Fireproof wooden ships?
Fire has been and continues to be one of the greatest enemies that ships have had throughout history. That is why a good way to destroy an enemy fleet was by setting it on fire. We have records of such practices in Europe, Asia and Africa since ancient times. The so-called "Greek fire" being the most striking and well-known method today (being the inspiration of the "Valyrian fire" present in the popular fiction of George R. R. Martin). Of course, there were other igneous methods –especially since the incorporation of gunpowder into military tactics– employed to destroy or at least immobilize or disable enemy ships: in this short post, I mention some of them.
Defeat of the Spanish Armada, 8 August 1588 (1796) by Philip James de Loutherbourg [National Maritime Museum, London]
However, the most widespread system both chronologically and geographically was the use of other ships that loaded with flammable or explosive material (tar, sulphur, gunpowder, pitch...), were launched against the enemy navy. These types of ships known as fireships, were frequently used by both Dutch and English against the armadas of the Catholic King. These weapons stood out both in the frustrated invasion of England in 1588 against the Gran Armada, or in the disastrous Battle of the Downs of 1639, where the Dutch –with hardly any casualties– destroyed the Spanish armada led by Antonio de Oquendo. This method was not only used against the fleets. In the great siege of Antwerp (1584-85), the Dutch rebels employed a new and damaging explosive ship called the hellebrander ("hellburner") designed by the Italian Federigo Giambelli (funded by England). These fireships were launched against the siege works carried out by the Spanish (Farnese Bridge) causing great damage, but even so they did not manage to prevent the troops of Philip II from retaking the city.
Floating bridge over the Schelde near Antwerp (16th c.), by Frans Hogenberg
For all these reasons, it should not be strange to us that they looked for ways to counter those harmful weapons, and especially it should not surprise us, that the king and his ministers received with open arms any proposal in this regard. I came across this document on my last visit to the General Archive of Simancas (AGS). It is a consultation of the Council of War to the king dated in 1593 on a certain experiment capable of making fireproof ships:
The [War] Council consulted Your Majesty about the approval of the Count of Santa Gadea [captain of the galleys] on the proposal that the Genoese Lucian Dalfin, has made concerning a certain pitch that he has and whereby ships cannot be burned. [Santa Gadea] says that he [Dalfin] had successfully made the experience in his presence and that this being so, it would be very convenient for Your Majesty to make to the said Lucian Dalfin to finance and hire him in these kingdoms for the rest of his life. (…) A report has been sent to the Council (…) that says he successfully showed the experiment in the presence of Your Majesty and he pleads (…), for a reward and for some money for all his expenses and to receive a pension henceforth. Having seen it the Council, we propose to Your Majesty that even if the test (…) that was made of this secret [invention] is not conclusive yet, Your Majesty could grant to the said Lucian 100 ducats to go to Lisbon to do the experiment (…) using an out of order ship.

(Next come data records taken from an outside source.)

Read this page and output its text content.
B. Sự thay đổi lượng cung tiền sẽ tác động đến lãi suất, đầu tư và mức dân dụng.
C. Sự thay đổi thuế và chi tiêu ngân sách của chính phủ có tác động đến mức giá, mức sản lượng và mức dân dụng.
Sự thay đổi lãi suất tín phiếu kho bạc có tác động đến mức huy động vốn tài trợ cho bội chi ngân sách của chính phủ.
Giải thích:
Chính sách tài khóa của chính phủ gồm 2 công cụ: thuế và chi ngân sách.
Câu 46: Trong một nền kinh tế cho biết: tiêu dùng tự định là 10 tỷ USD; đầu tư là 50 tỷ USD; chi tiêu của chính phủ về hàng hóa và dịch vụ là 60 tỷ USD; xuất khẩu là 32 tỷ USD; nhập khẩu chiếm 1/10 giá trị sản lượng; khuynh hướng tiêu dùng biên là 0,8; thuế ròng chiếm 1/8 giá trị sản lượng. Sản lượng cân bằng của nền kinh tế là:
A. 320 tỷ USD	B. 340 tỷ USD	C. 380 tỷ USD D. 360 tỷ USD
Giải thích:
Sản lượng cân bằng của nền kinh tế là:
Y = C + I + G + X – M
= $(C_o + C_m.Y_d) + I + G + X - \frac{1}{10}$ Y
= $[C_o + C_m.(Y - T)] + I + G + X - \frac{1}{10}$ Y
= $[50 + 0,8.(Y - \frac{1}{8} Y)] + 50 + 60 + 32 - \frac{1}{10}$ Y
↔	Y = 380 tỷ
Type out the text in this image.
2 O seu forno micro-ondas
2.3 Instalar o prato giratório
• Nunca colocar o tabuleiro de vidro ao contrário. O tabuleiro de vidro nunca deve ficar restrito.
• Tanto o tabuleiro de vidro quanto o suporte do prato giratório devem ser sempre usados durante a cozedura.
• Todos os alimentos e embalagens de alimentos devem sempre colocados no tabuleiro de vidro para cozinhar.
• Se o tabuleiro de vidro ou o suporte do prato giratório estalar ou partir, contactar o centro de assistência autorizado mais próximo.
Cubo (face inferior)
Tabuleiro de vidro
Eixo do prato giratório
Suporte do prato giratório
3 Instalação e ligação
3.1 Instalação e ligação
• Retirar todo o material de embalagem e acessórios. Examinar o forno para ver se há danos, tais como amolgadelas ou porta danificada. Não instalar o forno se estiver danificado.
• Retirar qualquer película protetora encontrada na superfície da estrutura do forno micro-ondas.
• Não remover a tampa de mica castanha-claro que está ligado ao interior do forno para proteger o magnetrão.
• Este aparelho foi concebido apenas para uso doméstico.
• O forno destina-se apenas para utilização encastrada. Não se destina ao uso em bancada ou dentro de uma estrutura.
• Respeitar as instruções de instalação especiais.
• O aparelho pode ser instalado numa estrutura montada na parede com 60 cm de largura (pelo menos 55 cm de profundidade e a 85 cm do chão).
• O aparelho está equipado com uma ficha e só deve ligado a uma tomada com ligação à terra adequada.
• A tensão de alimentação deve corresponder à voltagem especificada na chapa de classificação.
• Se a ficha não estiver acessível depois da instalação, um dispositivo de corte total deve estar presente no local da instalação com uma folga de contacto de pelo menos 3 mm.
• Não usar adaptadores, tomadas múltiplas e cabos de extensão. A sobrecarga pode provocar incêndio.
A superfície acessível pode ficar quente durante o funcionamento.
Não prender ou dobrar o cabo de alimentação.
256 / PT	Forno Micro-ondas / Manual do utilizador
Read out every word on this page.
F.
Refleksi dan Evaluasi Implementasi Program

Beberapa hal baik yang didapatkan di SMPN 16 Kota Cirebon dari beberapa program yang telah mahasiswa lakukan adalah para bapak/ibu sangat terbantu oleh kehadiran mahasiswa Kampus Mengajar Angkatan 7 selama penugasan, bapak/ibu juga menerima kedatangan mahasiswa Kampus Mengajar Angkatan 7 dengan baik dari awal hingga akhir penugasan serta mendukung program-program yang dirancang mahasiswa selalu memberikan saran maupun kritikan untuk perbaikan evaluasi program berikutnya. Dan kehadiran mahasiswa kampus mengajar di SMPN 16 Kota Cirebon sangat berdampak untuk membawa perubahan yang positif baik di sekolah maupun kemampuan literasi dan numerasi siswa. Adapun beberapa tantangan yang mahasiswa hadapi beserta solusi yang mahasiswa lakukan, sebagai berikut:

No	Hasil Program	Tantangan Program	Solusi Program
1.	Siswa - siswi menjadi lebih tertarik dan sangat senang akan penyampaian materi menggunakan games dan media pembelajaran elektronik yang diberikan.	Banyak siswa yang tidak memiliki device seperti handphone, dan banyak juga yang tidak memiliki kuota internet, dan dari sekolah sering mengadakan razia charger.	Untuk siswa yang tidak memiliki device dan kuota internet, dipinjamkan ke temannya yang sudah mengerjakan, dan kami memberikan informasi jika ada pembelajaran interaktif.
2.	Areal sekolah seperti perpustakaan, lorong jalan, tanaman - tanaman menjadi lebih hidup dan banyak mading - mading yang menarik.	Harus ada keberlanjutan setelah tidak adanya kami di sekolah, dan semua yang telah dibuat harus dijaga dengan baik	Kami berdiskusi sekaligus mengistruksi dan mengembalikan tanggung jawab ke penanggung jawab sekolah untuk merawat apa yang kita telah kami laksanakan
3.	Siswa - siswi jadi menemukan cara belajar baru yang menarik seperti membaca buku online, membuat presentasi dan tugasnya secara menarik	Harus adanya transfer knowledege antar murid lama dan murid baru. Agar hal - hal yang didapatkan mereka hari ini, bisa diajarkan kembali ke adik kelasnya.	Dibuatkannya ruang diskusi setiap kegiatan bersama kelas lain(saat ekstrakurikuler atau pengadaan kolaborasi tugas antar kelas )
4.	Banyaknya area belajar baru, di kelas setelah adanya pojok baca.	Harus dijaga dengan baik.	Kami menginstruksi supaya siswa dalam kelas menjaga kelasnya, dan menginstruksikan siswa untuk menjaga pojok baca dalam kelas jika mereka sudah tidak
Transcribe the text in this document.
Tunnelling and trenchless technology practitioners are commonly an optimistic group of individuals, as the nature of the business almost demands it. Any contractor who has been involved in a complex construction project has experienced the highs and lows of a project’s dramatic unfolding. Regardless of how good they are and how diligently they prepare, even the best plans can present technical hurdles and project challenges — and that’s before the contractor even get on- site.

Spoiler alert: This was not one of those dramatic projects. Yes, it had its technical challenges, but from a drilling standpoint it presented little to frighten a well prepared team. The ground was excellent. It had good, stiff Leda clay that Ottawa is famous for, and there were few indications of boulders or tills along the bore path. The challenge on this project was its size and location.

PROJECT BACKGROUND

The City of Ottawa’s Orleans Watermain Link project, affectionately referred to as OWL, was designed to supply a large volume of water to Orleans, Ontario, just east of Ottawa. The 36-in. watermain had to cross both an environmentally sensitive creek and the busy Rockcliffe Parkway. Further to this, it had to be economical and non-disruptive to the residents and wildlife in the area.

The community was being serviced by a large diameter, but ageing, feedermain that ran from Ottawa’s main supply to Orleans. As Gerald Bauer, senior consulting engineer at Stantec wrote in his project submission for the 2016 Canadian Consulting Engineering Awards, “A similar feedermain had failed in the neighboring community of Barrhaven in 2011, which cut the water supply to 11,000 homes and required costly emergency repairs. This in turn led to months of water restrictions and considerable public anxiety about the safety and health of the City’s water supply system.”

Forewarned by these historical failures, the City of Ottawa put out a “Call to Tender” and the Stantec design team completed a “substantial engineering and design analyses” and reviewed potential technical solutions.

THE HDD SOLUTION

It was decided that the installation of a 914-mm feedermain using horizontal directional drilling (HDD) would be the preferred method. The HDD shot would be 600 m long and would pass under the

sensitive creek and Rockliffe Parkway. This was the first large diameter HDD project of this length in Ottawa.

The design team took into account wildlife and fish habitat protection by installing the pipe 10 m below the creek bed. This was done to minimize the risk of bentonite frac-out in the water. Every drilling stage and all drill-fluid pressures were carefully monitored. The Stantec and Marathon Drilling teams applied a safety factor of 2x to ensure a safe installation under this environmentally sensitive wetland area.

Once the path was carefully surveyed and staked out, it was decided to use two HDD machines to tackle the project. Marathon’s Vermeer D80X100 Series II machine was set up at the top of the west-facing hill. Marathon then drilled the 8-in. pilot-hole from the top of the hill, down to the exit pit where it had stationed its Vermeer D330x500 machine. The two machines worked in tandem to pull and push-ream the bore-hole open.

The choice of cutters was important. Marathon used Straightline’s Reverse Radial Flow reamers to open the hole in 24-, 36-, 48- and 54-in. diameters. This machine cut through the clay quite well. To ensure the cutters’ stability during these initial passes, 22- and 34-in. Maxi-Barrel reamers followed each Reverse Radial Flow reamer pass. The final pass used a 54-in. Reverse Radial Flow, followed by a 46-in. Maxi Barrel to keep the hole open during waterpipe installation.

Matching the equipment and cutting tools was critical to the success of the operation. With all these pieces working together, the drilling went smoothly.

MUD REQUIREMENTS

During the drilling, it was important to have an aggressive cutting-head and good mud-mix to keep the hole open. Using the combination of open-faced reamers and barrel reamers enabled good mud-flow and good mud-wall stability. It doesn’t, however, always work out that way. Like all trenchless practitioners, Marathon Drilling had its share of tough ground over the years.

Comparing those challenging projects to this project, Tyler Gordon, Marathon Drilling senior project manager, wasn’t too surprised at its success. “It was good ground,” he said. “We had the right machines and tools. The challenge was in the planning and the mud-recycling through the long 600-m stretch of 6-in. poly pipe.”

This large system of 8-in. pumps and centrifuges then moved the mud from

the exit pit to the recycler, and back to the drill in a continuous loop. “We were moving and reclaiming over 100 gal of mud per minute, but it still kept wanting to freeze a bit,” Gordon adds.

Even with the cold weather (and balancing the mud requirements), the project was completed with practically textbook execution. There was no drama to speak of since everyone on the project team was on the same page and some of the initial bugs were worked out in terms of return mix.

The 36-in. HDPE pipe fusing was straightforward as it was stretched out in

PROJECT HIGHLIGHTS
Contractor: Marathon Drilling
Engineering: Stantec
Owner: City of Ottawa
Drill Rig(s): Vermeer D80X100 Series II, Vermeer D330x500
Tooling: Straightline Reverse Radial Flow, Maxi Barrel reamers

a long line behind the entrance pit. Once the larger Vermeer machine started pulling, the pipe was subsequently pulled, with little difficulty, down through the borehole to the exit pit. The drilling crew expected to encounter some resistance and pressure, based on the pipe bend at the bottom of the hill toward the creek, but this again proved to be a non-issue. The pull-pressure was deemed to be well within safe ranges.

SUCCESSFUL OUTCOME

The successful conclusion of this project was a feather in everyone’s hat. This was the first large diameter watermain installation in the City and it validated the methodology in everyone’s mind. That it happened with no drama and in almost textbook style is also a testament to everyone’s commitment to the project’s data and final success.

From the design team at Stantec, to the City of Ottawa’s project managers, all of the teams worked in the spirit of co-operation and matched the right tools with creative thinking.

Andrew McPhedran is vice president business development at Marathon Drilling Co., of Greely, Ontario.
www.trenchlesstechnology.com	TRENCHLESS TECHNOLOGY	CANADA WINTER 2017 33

Although I would like to have more details about this experiment and this guy, for now, this is all I have. Perhaps on my next visit to Simancas I can obtain more information. I promise to inform you.
On the other hand, and given the type and content of the document, I take this opportunity to make a brief reflection on this topic. It SEEMS that between the death of Leonardo da Vinci and the arrival of Isaac Newton –except for Copernicus and Galileo– there is a 150-year gap in terms of great scientific and technological discoveries. "Coincidentally" is the period of time in which the pioneering Catholic Iberian empires dominated the international scene. Why does this happen? It may be because the academic field is currently –and deservedly– dominated by the Anglo-Saxon world; maybe it is because the Iberian societies may not have publicized or kept in secret many of these contributions; maybe it is because these same societies would eventually languish hopelessly against the Protestant empires and states that continue to dominate the international scene; it may be because of the effective Spanish Black Legend; it may be due to pure ignorance and lack of interest; or it can simply be a cluster of all those and many other reasons. What is certain is that many of the Iberian contributions –and in general from Mediterranean Europe– to the known as the scientific revolution (the embryo of the Enlightenment), have been and are still ignored by that dominant academic world, despite the fact that many of them have been effectively studied and demonstrated. On this topic, I recommend you this interesting article: “Iberian Science in the Renaissance: Ignored How Much Longer?” by Jorge Cañizares-Esguerra from the University of Texas.
 To clarify: although the English fireships did not cause direct damage, they did manage to provoke panic and disorganize the Gran Armada (who thought they were the feared hellebranders). That gave way to the battle of Gravelines, where the English were victorious.
Aguilera López A. J. (2020) "Fireproof wooden ships?", in Rowing through History [online].